我有一些如下所示的对象:
one {
team: "yes",
school: "yes",
work: "yes"
}
two {
team: "yes",
school: "yes",
work: "yes"
}
three {
team: "no",
school: "no",
work: "yes"
}
four {
team: "yes",
school: "yes",
work: "yes"
}
您可以看到,除三个对象外,所有对象都是相同的。我希望将对象“三个”保存在变量中
var uniqueObject = three;
如何选择与其他对象不同的对象?
答案 0 :(得分:3)
如果将对象放入数组中,则可以使用数组方法来帮助您实现目标。首先,可以将await与JSON.stringify()一起使用,以记录在数组中找到的对象数量。然后,您可以将reduce与Object.values一起使用,以查找发生.find的对象,这将是您的奇数对象。
请参见以下示例:
1
答案 1 :(得分:1)
首先,我们通过Object.value函数将对象转换为数组。然后,将包含的对象转换为字符串,以允许通过filter进行字符串比较。筛选器检查当前条目是否真正唯一。之后,我们parse将返回的String返回给Object。
截至目前,我们只返回第一个唯一值(以防万一)。但是另一方面,当内部对象具有不同的结构或深层嵌套的结构时,这甚至也可以工作!
let obj = {
one: {
team: "yes",
school: "yes",
work: "yes"
},
two: {
team: "yes",
school: "yes",
work: "yes"
},
three: {
team: "no",
school: "no",
work: "yes"
},
four: {
team: "yes",
school: "yes",
work: "yes"
}
};
let res = JSON.parse(Object.values(obj)
.map(o => JSON.stringify(o))
.filter((v,i,arr) => arr.indexOf(v) == arr.lastIndexOf(v))[0] || null);
console.log(res)
答案 2 :(得分:1)
我发现这是一个看似有趣的问题。我的第一种方法类似于Nick Parsons的方法,在结果中添加了JSON.parse。但是我不喜欢它返回对象的克隆。我的第二次尝试看起来像这样:
const isNotLikeTheOthers = (makeKey) => (objs) =>
objs [Object .entries ( objs.reduce (
(a, obj, idx, __, key = makeKey(obj)) => ({...a, [key] : [...(a[key] || []), idx]}),
{}
)).find (([k, idxs]) => idxs.length == 1)[1][0]]
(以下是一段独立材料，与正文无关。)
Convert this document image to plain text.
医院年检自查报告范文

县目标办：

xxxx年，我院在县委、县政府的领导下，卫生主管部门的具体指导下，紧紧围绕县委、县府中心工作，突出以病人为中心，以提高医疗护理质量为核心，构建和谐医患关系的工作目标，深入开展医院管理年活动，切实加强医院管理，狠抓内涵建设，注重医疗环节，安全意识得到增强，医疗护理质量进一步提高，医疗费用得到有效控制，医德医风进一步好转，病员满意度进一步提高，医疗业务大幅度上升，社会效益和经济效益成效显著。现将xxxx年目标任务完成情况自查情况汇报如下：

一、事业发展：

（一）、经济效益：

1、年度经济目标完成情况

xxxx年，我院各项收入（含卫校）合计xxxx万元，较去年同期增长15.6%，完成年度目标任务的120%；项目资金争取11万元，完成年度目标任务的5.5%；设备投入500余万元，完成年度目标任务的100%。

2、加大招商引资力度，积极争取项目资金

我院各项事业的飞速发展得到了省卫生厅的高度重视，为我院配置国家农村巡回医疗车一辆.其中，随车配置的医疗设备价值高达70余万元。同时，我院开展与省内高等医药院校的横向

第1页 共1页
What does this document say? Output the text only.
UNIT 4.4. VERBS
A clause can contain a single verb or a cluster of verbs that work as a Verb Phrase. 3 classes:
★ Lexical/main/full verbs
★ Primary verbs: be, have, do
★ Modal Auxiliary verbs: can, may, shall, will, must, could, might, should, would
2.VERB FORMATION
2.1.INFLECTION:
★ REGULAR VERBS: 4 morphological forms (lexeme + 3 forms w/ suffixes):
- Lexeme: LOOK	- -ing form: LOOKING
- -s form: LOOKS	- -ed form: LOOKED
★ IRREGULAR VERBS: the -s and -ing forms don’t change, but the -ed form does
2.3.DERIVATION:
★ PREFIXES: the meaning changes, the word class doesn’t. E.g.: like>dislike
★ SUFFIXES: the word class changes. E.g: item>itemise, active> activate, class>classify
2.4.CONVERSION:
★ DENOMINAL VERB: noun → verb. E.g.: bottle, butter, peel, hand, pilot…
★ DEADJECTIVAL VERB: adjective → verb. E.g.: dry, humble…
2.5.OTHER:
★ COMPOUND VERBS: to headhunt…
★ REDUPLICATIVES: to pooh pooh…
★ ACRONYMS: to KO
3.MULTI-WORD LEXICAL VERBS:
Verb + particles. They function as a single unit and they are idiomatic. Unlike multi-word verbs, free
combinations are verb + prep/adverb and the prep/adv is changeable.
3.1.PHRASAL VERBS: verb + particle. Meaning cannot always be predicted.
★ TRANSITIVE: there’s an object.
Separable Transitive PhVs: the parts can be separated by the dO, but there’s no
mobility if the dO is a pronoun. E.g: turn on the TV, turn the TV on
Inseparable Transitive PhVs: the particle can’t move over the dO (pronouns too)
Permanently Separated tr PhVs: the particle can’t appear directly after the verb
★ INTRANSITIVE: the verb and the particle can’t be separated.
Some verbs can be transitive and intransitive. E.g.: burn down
const oneOfTheseThings = isNotLikeTheOthers (JSON.stringify)
const arr = [{team: "yes", school: "yes", work: "yes"}, {team: "yes", school: "yes", work: "yes"}, {team: "no", school: "no", work: "yes"}, {team: "yes", school: "yes", work: "yes"}];
console .log (
oneOfTheseThings (arr)
)
我写了一个小的变体,以防项目位于对象而不是数组中。
const isNotLikeTheOthers = (makeKey) => (objs, vals = Object .values (objs) ) =>
vals [ Object .entries ( vals .reduce (
(a, obj, idx, __, key = makeKey(obj)) => ({...a, [key] : [...(a[key] || []), idx]}),
{}
)).find (([k, idxs]) => idxs.length == 1)[1][0]]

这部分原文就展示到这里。